Cumhurbaşkanı Tayyip Erdoğan, AKP yerel seçim kampanyasını neredeyse tek başına sırtlanmış götürüyor izlenimi verirken, devlet imkanları ile bir günde üç yerde miting yapılan örneklere de rastlanıyor.
Açıklamaların kendi içlerinde çelişkiler içerdiğini kaydeden Çolak, “Rahip Brunson olayında olduğu gibi ABD ile üst perdeden tartışma sonrası dost olma hali, bunun en bariz örneklerinden. Sanki Brunson hadisesi yaşanmamış gibi enteresan bir vurdumduymazlıkla açıklamalar yapılmaya devam ediliyor” görüşünü dillendiriyor.
Ardından da çelişkilerin birçok sahada kendini gösterdiğine işaret eden Çolak, Erdoğan ile Süleyman Soylu’nun aynı konuda birbirine ters düşen açıklamalarına dikkat çekiyor:
“İçişleri Bakanı Süleyman Soylu şunları söyledi:
‘Önümüzdeki günlerde kamuoyuna açıklayacağız, Amerika’nın PKK ile Amerikalı generallerin PKK ile PYD ile hangi ilişkileri kurduğunu, onları nasıl gönüllendirmeye çalıştığını, onlara nasıl hediyeler verdiğini, onları nasıl takviye ettiğini. O yakaladıklarımız var ya üst düzeyden yakaladıklarımız, tek tek ötüyorlar, adam can havliyle Amerika’yı da satıyor, Avrupa’yı da satıyor.’

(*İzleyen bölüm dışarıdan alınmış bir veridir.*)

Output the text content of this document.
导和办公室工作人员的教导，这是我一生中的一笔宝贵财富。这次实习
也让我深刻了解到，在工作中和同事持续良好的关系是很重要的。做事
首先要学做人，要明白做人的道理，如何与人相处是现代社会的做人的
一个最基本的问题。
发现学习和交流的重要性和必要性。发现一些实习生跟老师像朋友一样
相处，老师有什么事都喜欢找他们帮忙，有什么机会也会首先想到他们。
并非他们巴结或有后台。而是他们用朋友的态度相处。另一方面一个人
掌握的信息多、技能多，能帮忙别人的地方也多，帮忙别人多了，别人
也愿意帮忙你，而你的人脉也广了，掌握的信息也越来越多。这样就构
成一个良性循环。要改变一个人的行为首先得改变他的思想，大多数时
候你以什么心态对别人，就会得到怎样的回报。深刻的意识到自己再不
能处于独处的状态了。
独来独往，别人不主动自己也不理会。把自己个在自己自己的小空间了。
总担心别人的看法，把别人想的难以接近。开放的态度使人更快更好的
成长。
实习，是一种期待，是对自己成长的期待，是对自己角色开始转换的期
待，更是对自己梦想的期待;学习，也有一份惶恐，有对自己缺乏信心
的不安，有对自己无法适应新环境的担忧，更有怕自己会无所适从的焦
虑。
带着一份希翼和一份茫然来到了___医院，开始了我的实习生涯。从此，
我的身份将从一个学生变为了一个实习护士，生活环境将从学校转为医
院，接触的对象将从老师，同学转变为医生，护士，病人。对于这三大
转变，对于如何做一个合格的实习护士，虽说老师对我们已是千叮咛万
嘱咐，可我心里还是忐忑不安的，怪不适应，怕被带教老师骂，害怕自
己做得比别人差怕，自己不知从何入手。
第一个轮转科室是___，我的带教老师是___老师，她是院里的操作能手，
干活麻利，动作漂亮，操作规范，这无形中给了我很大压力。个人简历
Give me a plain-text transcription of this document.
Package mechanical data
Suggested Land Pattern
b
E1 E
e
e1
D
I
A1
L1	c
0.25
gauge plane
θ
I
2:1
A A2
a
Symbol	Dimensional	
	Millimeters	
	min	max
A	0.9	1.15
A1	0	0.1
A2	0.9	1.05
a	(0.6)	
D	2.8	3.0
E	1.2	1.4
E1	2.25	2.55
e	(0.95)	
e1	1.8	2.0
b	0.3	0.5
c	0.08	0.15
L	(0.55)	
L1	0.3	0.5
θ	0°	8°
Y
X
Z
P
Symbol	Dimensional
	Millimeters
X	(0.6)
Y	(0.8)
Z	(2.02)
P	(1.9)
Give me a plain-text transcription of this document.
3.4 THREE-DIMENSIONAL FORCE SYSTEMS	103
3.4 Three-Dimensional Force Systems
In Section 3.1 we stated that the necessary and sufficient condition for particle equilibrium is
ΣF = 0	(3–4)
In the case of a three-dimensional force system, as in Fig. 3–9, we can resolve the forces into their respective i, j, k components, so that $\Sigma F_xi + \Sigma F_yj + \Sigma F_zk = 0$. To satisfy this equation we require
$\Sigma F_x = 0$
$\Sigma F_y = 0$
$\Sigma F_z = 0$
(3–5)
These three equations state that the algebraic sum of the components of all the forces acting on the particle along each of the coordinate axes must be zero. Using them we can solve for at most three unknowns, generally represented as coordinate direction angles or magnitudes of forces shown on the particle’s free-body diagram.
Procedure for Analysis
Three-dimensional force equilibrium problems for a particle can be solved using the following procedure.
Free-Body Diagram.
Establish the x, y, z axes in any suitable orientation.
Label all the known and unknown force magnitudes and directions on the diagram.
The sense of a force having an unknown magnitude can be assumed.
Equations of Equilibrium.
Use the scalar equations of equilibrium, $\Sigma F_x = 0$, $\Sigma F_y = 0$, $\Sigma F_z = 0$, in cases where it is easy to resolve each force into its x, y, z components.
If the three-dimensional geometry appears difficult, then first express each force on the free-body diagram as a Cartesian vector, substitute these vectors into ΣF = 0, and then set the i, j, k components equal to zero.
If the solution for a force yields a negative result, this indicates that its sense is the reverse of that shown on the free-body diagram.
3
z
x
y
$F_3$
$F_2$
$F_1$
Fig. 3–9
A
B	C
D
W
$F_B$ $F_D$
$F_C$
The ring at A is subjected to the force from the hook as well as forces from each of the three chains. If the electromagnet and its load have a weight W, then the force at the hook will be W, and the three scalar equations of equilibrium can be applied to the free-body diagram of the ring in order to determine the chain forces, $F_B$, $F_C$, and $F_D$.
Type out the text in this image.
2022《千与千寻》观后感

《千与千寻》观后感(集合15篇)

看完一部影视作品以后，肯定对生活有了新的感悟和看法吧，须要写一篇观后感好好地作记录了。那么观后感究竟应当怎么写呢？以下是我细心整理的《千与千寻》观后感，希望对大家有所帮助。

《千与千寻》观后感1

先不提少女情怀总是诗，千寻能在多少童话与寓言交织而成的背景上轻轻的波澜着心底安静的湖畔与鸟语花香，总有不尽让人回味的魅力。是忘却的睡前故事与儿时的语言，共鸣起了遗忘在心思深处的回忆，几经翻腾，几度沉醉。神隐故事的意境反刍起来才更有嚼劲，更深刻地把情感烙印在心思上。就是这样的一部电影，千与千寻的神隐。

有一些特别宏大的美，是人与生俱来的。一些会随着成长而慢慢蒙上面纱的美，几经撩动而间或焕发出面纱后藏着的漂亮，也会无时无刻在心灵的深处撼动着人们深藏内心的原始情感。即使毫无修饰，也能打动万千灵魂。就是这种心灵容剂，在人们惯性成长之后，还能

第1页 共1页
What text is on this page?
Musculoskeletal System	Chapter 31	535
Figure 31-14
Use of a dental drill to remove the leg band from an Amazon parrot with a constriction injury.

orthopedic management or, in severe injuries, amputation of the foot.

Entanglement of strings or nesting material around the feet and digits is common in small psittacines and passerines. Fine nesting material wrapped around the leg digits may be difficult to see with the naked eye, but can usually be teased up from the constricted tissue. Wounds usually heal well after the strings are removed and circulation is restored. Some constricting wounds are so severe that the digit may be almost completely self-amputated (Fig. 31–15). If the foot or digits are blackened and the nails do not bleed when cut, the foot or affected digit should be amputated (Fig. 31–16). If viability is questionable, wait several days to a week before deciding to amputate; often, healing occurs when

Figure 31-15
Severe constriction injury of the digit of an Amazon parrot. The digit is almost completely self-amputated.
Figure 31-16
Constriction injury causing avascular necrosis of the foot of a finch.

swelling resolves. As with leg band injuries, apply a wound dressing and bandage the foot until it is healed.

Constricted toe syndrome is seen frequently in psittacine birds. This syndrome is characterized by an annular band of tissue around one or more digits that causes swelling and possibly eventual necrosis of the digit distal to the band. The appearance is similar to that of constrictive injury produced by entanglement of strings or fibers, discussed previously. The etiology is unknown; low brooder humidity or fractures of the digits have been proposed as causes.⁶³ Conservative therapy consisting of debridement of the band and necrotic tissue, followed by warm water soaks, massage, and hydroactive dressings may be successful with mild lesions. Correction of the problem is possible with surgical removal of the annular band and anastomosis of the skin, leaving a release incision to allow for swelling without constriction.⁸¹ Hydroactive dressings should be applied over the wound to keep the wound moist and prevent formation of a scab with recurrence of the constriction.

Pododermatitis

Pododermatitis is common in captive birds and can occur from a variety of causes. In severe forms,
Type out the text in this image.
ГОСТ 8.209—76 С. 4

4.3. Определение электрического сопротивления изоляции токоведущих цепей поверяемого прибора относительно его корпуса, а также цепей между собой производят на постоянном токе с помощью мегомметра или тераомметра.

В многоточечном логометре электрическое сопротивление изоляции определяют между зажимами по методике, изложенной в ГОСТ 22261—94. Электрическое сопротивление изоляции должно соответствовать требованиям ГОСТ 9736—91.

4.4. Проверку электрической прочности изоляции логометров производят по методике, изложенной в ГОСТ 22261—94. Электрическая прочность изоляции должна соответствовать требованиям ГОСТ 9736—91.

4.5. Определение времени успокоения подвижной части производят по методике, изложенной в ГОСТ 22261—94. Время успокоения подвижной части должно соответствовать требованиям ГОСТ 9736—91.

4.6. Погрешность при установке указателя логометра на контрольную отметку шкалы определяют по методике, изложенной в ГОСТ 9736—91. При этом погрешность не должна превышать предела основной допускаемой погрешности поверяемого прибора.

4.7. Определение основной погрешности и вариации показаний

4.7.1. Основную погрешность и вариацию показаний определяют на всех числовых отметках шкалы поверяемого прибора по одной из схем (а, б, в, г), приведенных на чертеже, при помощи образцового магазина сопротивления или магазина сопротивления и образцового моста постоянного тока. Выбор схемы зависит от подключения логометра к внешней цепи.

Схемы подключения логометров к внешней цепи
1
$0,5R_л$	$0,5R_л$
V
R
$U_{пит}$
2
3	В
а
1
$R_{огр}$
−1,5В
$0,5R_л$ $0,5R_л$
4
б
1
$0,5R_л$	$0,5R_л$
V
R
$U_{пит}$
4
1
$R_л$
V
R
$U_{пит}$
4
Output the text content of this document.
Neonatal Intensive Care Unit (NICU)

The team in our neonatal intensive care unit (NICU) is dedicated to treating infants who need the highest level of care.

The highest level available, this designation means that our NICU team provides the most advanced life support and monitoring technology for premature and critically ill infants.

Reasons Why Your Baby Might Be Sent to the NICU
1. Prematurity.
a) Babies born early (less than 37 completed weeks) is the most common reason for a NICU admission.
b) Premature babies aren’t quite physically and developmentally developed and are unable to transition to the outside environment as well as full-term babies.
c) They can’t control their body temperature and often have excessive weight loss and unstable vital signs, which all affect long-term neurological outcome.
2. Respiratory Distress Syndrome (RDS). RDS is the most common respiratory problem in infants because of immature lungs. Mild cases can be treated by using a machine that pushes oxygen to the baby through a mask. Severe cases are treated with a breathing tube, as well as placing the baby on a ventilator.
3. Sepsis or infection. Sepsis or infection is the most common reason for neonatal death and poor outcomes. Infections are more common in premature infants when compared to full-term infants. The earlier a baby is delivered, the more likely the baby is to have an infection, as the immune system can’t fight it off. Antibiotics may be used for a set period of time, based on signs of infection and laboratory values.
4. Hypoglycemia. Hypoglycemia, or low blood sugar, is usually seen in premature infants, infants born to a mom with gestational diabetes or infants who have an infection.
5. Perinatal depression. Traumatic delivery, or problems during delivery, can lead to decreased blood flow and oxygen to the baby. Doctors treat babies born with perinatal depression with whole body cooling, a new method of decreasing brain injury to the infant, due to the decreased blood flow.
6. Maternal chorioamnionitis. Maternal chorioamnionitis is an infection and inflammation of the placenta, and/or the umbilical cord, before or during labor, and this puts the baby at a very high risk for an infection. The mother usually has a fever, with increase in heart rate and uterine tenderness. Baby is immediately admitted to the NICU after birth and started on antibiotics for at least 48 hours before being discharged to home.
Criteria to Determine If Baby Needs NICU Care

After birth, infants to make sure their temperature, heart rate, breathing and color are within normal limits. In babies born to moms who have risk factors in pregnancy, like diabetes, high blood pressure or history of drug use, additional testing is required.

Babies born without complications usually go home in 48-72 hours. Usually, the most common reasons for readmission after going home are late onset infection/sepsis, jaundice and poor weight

Seçim çalışmaları kapsamında ABD’yi düşman ilan eden Soylu’ya cevabı geçtiğimiz aylarda bizzat Cumhurbaşkanı Erdoğan vermişti. Erdoğan, 8 Şubat’ta Saray’da yaptığı konuşmada şu açıklamayı yaptı:
‘Başkan Trump’ın özellikle Suriye bağlamında aldığı son inisiyatif, ABD ile ilişkilerimizi baltalamaya çalışanların planlarını boşa çıkarmıştır. Bu aşamada ikili ilişkilerimizde önümüze bakmak ve olumlu bir gündeme odaklanmak istiyoruz. Başkan Trump da bu konuda benimle aynı kanaati paylaşıyor. Sayın Başkan da Türkiye ile iş birliğini ilerletmeyi, ortak menfaatler temelinde kuvvetlendirmeyi arzu ediyor.”
Çolak, Suriye konusunda da benzer bir çelişkinin var olduğunu ifade ederken, çelişkiyi şöyle özetliyor:
“Cumhurbaşkanı Erdoğan, sığınmacılardan yana dertli olan Gaziantep’te vatandaşlara seslenirken şu ifadeleri kullandı:
‘Seçimin hemen ardından sınırlarımıza yakın yerlerden başlayarak, tüm Suriye topraklarını güvenli hale getirmeyi ve misafirlerimizin tamamının evlerine dönmelerini sağlamayı hedefliyoruz.’
AK Parti ve MHP’nin Ankara Büyükşehir Belediye Başkan adayı Mehmet Özhaseki de önceki gün benzer bir açıklama yaptı:
‘Suriye konusunda bazen, ‘Niye bunlara yardım ediliyor’ gibi bakılıyor ama tarih bunları yazacak. Merak etmeyin, Suriye’de güvenlik sağlandığında yüzde 99’u gidecektir.’
İçişleri Bakanı Soylu ise 7 Ocak 2019 tarihinde verdiği bir röportajda aynen şu ifadeleri kullandı:
‘Suriyeliler dönsünler deniyor ama nereye dönecekler? Harita üzerinden bakalım. Ortadaki gri alan rejim bölgesi, bunlar zaten rejimden kaçmışlar. Avrupa Birliği de dâhil olmak üzere bütün dünya, Lübnan sınırında oluşturulan bölgeye ‘Geri dönün’ diyor. Büyük bir kampanya yürütülüyor. Şu ana kadar sadece 70 bin kişi döndü. Bizde bir kampanya yok. Türkiye’den niye dönmüyorlar?’ şeklinde bir fitne oluşturmaya çalışanlar var. Peki, bu insanlar nereye dönecekler?’
Soylu “Suriyeliler geri dönsün” diyenleri fitne çıkarmakla suçlarken, bir başka konuşmasında ise Türkiye’de doğan Suriyeli bebeklerin vatandaşlığa alınmasını istiyordu.”